After that answer, Blitzer asked her if she agrees with Brown’s belief that the doctor should have been quarantined. She demurred:
Well I think we got screenings for folks now and we need to see how those screenings are going to work. You know, one of the challenges is people are not getting a lot of accurate information–and we need to make sure that people understand what this disease is and what to look for and that they understand what the emergency response is here in New Hampshire with public health officials. We need to talk to them about the plans that are in place in New Hampshire. I think we are responding positively and we need to make sure at the federal level that not only are we doing those screenings but we are also providing the support that local communities and states need as they are the first responders in this.
Shaheen said that while “mistakes” were made, the Obama administration has learned from them–and that people should stop “fear mongering” over Ebola.
“The CDC and that Dallas hospital did make mistakes,” Shaheen said. “The important thing is that we learn from our mistakes and that we put measures in place to address that. That’s what we’re seeing now in these protocols across the country.

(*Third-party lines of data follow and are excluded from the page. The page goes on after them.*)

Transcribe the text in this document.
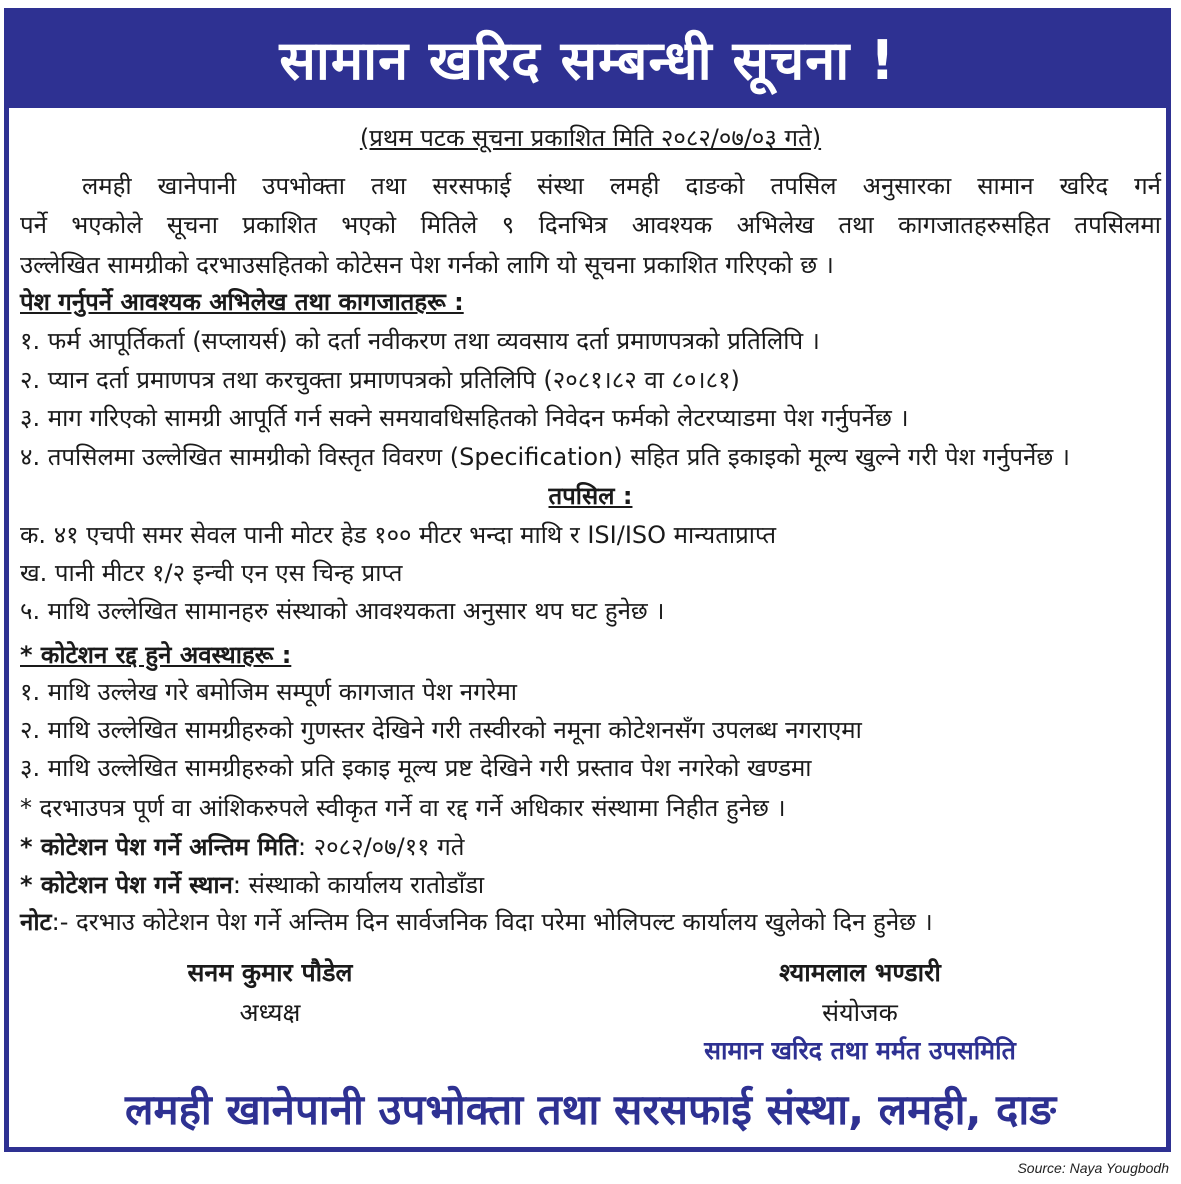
सामान खरिद सम्बन्धी सूचना !
(प्रथम पटक सूचना प्रकाशित मिति २०८२/०७/०३ गते)
लमही खानेपानी उपभोक्ता तथा सरसफाई संस्था लमही दाङको तपसिल अनुसारका सामान खरिद गर्न
पर्ने भएकोले सूचना प्रकाशित भएको मितिले ९ दिनभित्र आवश्यक अभिलेख तथा कागजातहरुसहित तपसिलमा
उल्लेखित सामग्रीको दरभाउसहितको कोटेसन पेश गर्नको लागि यो सूचना प्रकाशित गरिएको छ ।
पेश गर्नुपर्ने आवश्यक अभिलेख तथा कागजातहरू :
१. फर्म आपूर्तिकर्ता (सप्लायर्स) को दर्ता नवीकरण तथा व्यवसाय दर्ता प्रमाणपत्रको प्रतिलिपि ।
२. प्यान दर्ता प्रमाणपत्र तथा करचुक्ता प्रमाणपत्रको प्रतिलिपि (२०८१।८२ वा ८०।८१)
३. माग गरिएको सामग्री आपूर्ति गर्न सक्ने समयावधिसहितको निवेदन फर्मको लेटरप्याडमा पेश गर्नुपर्नेछ ।
४. तपसिलमा उल्लेखित सामग्रीको विस्तृत विवरण (Specification) सहित प्रति इकाइको मूल्य खुल्ने गरी पेश गर्नुपर्नेछ ।
तपसिल :
क. ४१ एचपी समर सेवल पानी मोटर हेड १०० मीटर भन्दा माथि र ISI/ISO मान्यताप्राप्त
ख. पानी मीटर १/२ इन्ची एन एस चिन्ह प्राप्त
५. माथि उल्लेखित सामानहरु संस्थाको आवश्यकता अनुसार थप घट हुनेछ ।
* कोटेशन रद्द हुने अवस्थाहरू :
१. माथि उल्लेख गरे बमोजिम सम्पूर्ण कागजात पेश नगरेमा
२. माथि उल्लेखित सामग्रीहरुको गुणस्तर देखिने गरी तस्वीरको नमूना कोटेशनसँग उपलब्ध नगराएमा
३. माथि उल्लेखित सामग्रीहरुको प्रति इकाइ मूल्य प्रष्ट देखिने गरी प्रस्ताव पेश नगरेको खण्डमा
* दरभाउपत्र पूर्ण वा आंशिकरुपले स्वीकृत गर्ने वा रद्द गर्ने अधिकार संस्थामा निहीत हुनेछ ।
* कोटेशन पेश गर्ने अन्तिम मिति: २०८२/०७/११ गते
* कोटेशन पेश गर्ने स्थान: संस्थाको कार्यालय रातोडाँडा
नोट:- दरभाउ कोटेशन पेश गर्ने अन्तिम दिन सार्वजनिक विदा परेमा भोलिपल्ट कार्यालय खुलेको दिन हुनेछ ।
सनम कुमार पौडेल
अध्यक्ष
श्यामलाल भण्डारी
संयोजक
सामान खरिद तथा मर्मत उपसमिति
लमही खानेपानी उपभोक्ता तथा सरसफाई संस्था, लमही, दाङ
Source: Naya Yougbodh
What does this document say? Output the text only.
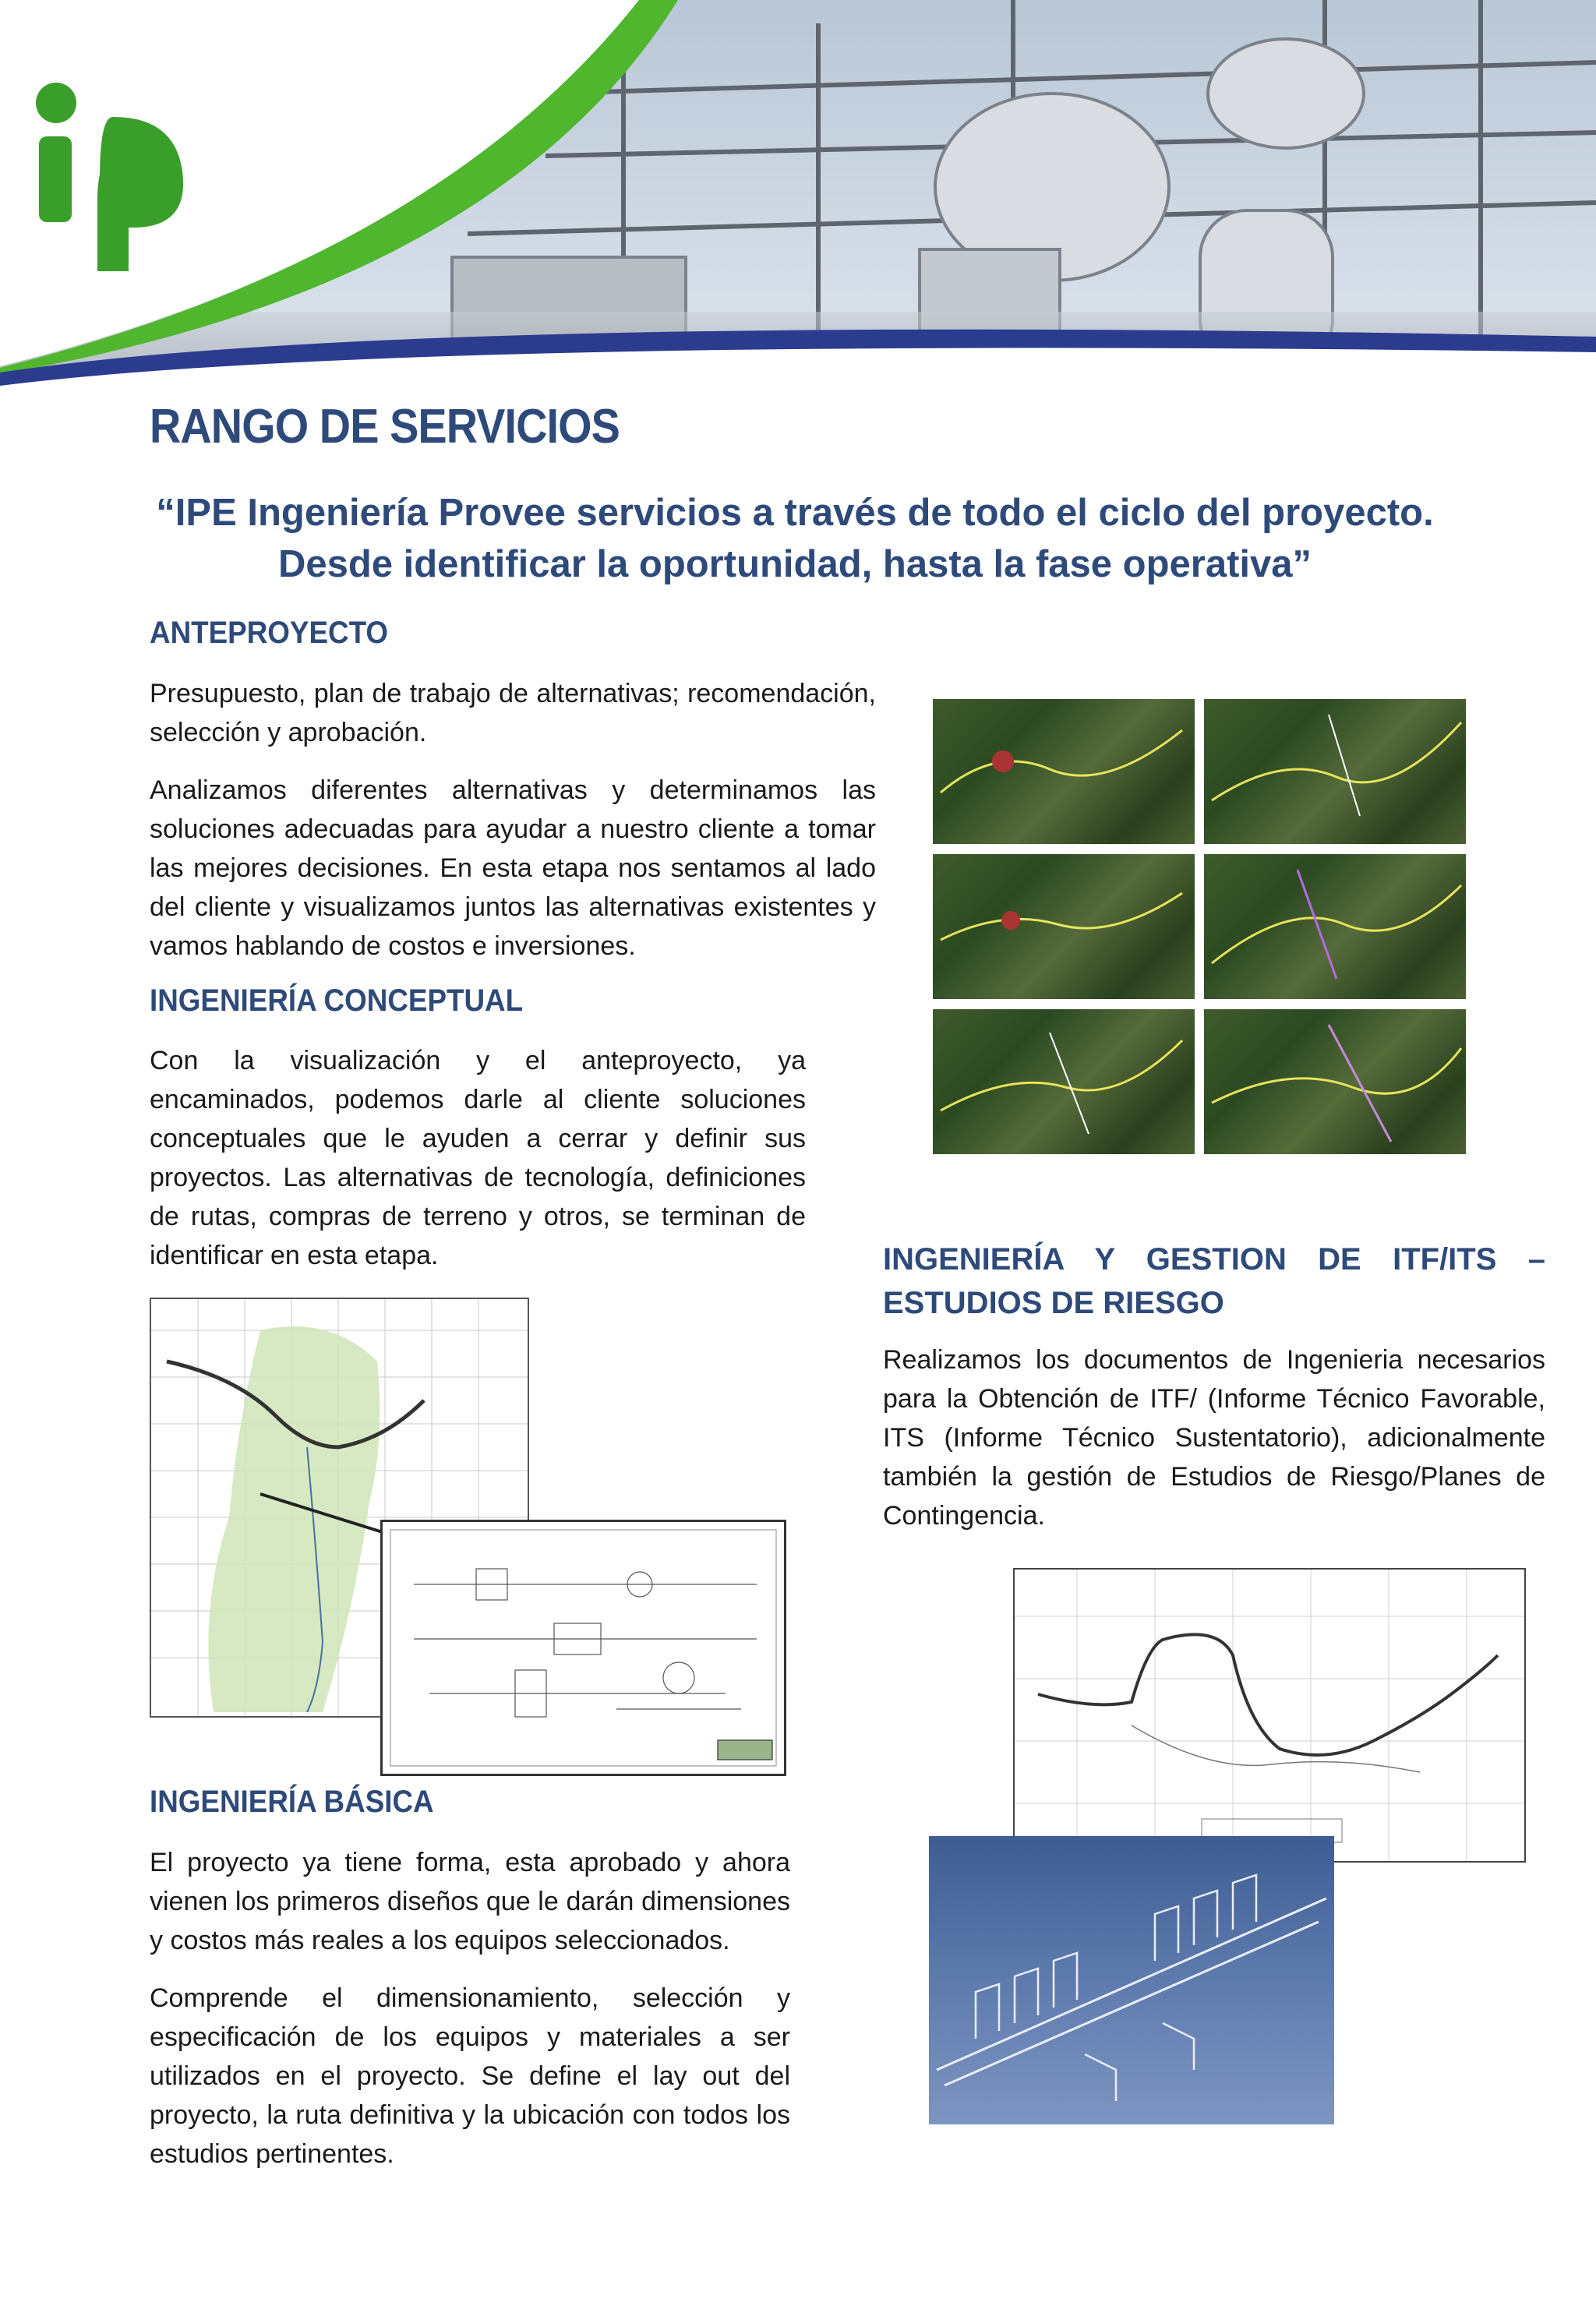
RANGO DE SERVICIOS
“IPE Ingeniería Provee servicios a través de todo el ciclo del proyecto.
Desde identificar la oportunidad, hasta la fase operativa”
ANTEPROYECTO

Presupuesto, plan de trabajo de alternativas; recomendación, selección y aprobación.

Analizamos diferentes alternativas y determinamos las soluciones adecuadas para ayudar a nuestro cliente a tomar las mejores decisiones. En esta etapa nos sentamos al lado del cliente y visualizamos juntos las alternativas existentes y vamos hablando de costos e inversiones.

INGENIERÍA CONCEPTUAL

Con la visualización y el anteproyecto, ya encaminados, podemos darle al cliente soluciones conceptuales que le ayuden a cerrar y definir sus proyectos. Las alternativas de tecnología, definiciones de rutas, compras de terreno y otros, se terminan de identificar en esta etapa.	INGENIERÍA Y GESTION DE ITF/ITS – ESTUDIOS DE RIESGO

Realizamos los documentos de Ingenieria necesarios para la Obtención de ITF/ (Informe Técnico Favorable, ITS (Informe Técnico Sustentatorio), adicionalmente también la gestión de Estudios de Riesgo/Planes de Contingencia.

INGENIERÍA BÁSICA

El proyecto ya tiene forma, esta aprobado y ahora vienen los primeros diseños que le darán dimensiones y costos más reales a los equipos seleccionados.

Comprende el dimensionamiento, selección y especificación de los equipos y materiales a ser utilizados en el proyecto. Se define el lay out del proyecto, la ruta definitiva y la ubicación con todos los estudios pertinentes.
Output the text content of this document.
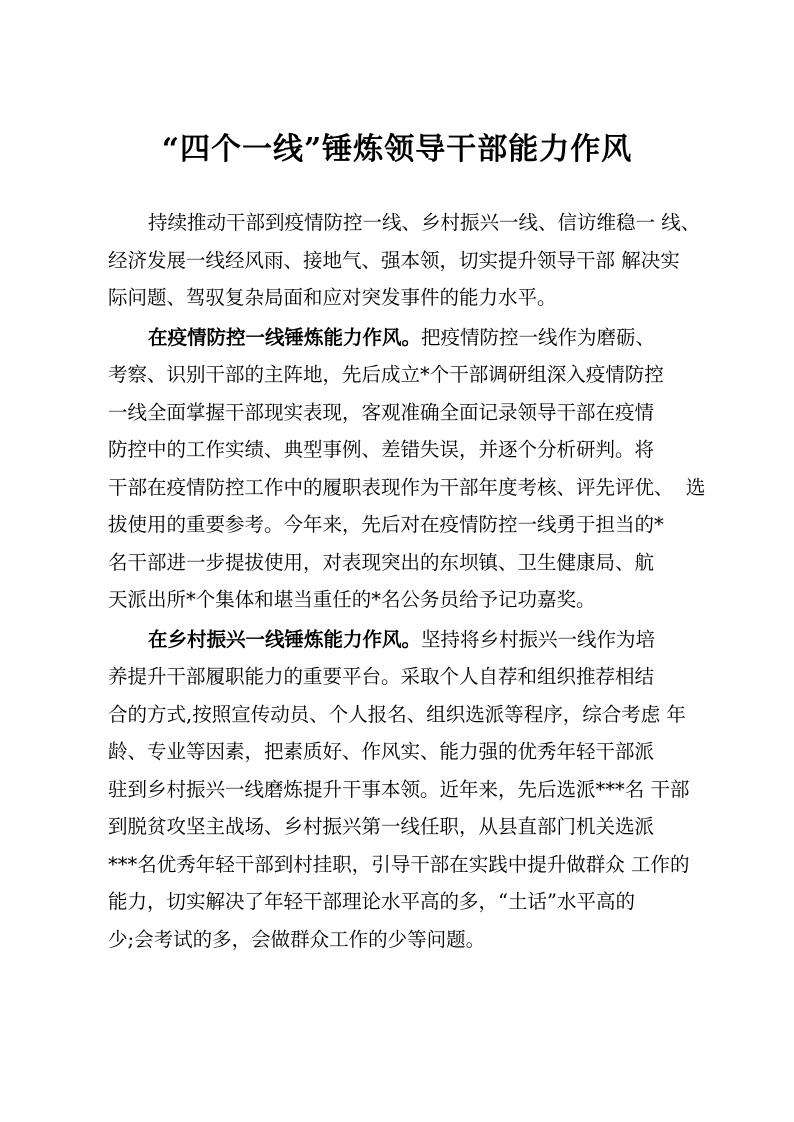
“四个一线”锤炼领导干部能力作风
持续推动干部到疫情防控一线、乡村振兴一线、信访维稳一 线、
经济发展一线经风雨、接地气、强本领，切实提升领导干部 解决实
际问题、驾驭复杂局面和应对突发事件的能力水平。
在疫情防控一线锤炼能力作风。把疫情防控一线作为磨砺、
考察、识别干部的主阵地，先后成立*个干部调研组深入疫情防控
一线全面掌握干部现实表现，客观准确全面记录领导干部在疫情
防控中的工作实绩、典型事例、差错失误，并逐个分析研判。将
干部在疫情防控工作中的履职表现作为干部年度考核、评先评优、  选
拔使用的重要参考。今年来，先后对在疫情防控一线勇于担当的*
名干部进一步提拔使用，对表现突出的东坝镇、卫生健康局、航
天派出所*个集体和堪当重任的*名公务员给予记功嘉奖。
在乡村振兴一线锤炼能力作风。坚持将乡村振兴一线作为培
养提升干部履职能力的重要平台。采取个人自荐和组织推荐相结
合的方式,按照宣传动员、个人报名、组织选派等程序，综合考虑 年
龄、专业等因素，把素质好、作风实、能力强的优秀年轻干部派
驻到乡村振兴一线磨炼提升干事本领。近年来，先后选派***名 干部
到脱贫攻坚主战场、乡村振兴第一线任职，从县直部门机关选派
***名优秀年轻干部到村挂职，引导干部在实践中提升做群众 工作的
能力，切实解决了年轻干部理论水平高的多，“土话”水平高的
少;会考试的多，会做群众工作的少等问题。
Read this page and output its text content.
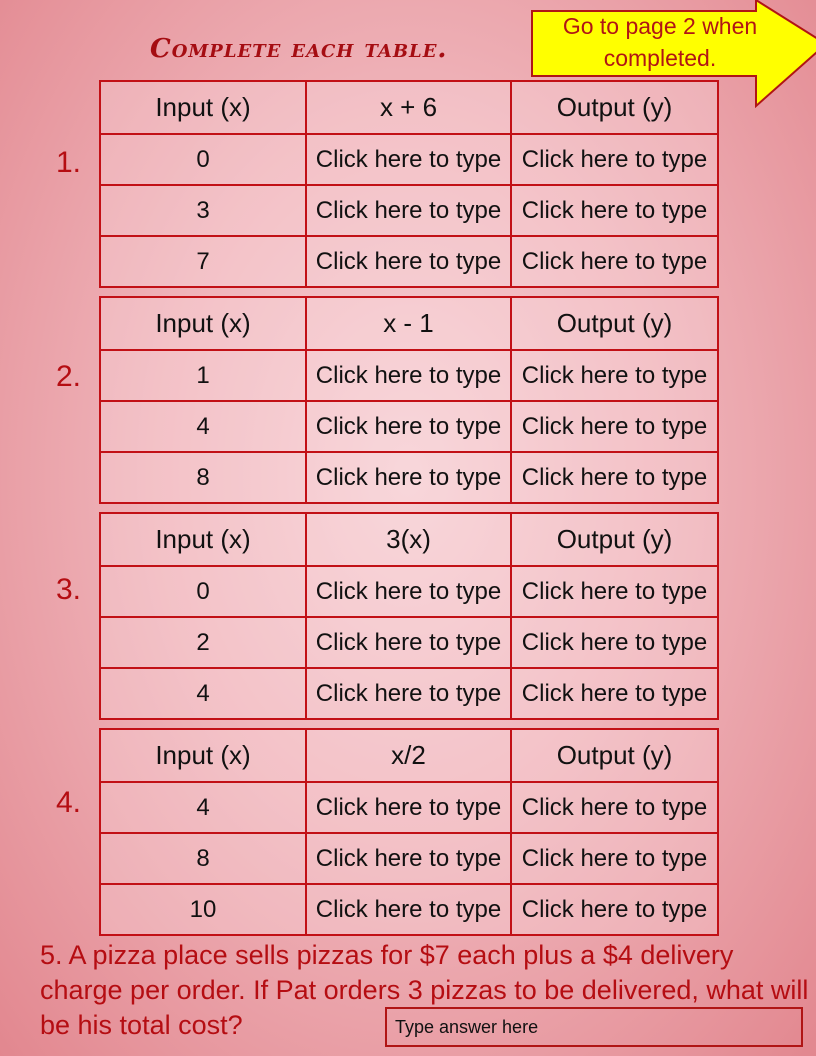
Complete each table.
Go to page 2 when
completed.
1.
Input (x)	x + 6	Output (y)
0	Click here to type	Click here to type
3	Click here to type	Click here to type
7	Click here to type	Click here to type
2.
Input (x)	x - 1	Output (y)
1	Click here to type	Click here to type
4	Click here to type	Click here to type
8	Click here to type	Click here to type
3.
Input (x)	3(x)	Output (y)
0	Click here to type	Click here to type
2	Click here to type	Click here to type
4	Click here to type	Click here to type
4.
Input (x)	x/2	Output (y)
4	Click here to type	Click here to type
8	Click here to type	Click here to type
10	Click here to type	Click here to type
5. A pizza place sells pizzas for $7 each plus a $4 delivery charge per order. If Pat orders 3 pizzas to be delivered, what will be his total cost?	Type answer here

What we don’t need is people fear mongering about this issue, people who don’t have medical expertise trying to get people concerned about what we’ve got to do to respond.”
Blitzer, incredulous at Shaheen’s answer, as he began the debate with the Ebola questions, asked her: “Senator Shaheen, who is fear mongering?” Incidentally, the previous debate hosted by NBC Meet The Press host Chuck Todd also started with Ebola. Shaheen responded:
I think that is what my opponent has been doing, while talking about people coming across the border who have Ebola who are going to infect people in this country. You know, we had some good news on Ebola this week. We heard that the Americans who had been ill who have been treated for this–one nurse is out of the hospital and the other one is doing much better. The cameraman is out of the hospital. So we have been successful in treating the Americans who have been infected and we need to make sure we continue to follow those kinds of procedures to address the challenges.
Blitzer then turned to Brown to offer him a chance to respond, at which point he said he was not “fear mongering” but expressing the “rational fear” that voters across New Hampshire have said they have.
“She calls it fear mongering, I call it rational fear,” Brown said. “The citizens of New Hampshire and this country have a rational fear that this is real. Don’t take my word for it. General [John F.] Kelly, who’s in charge of the border with Mexico, has indicated that the clearest pathway to bring anything–whether it’s criminals, terrorists or diseases–is through that southern border. So it’s not me talking. It’s General Kelly.”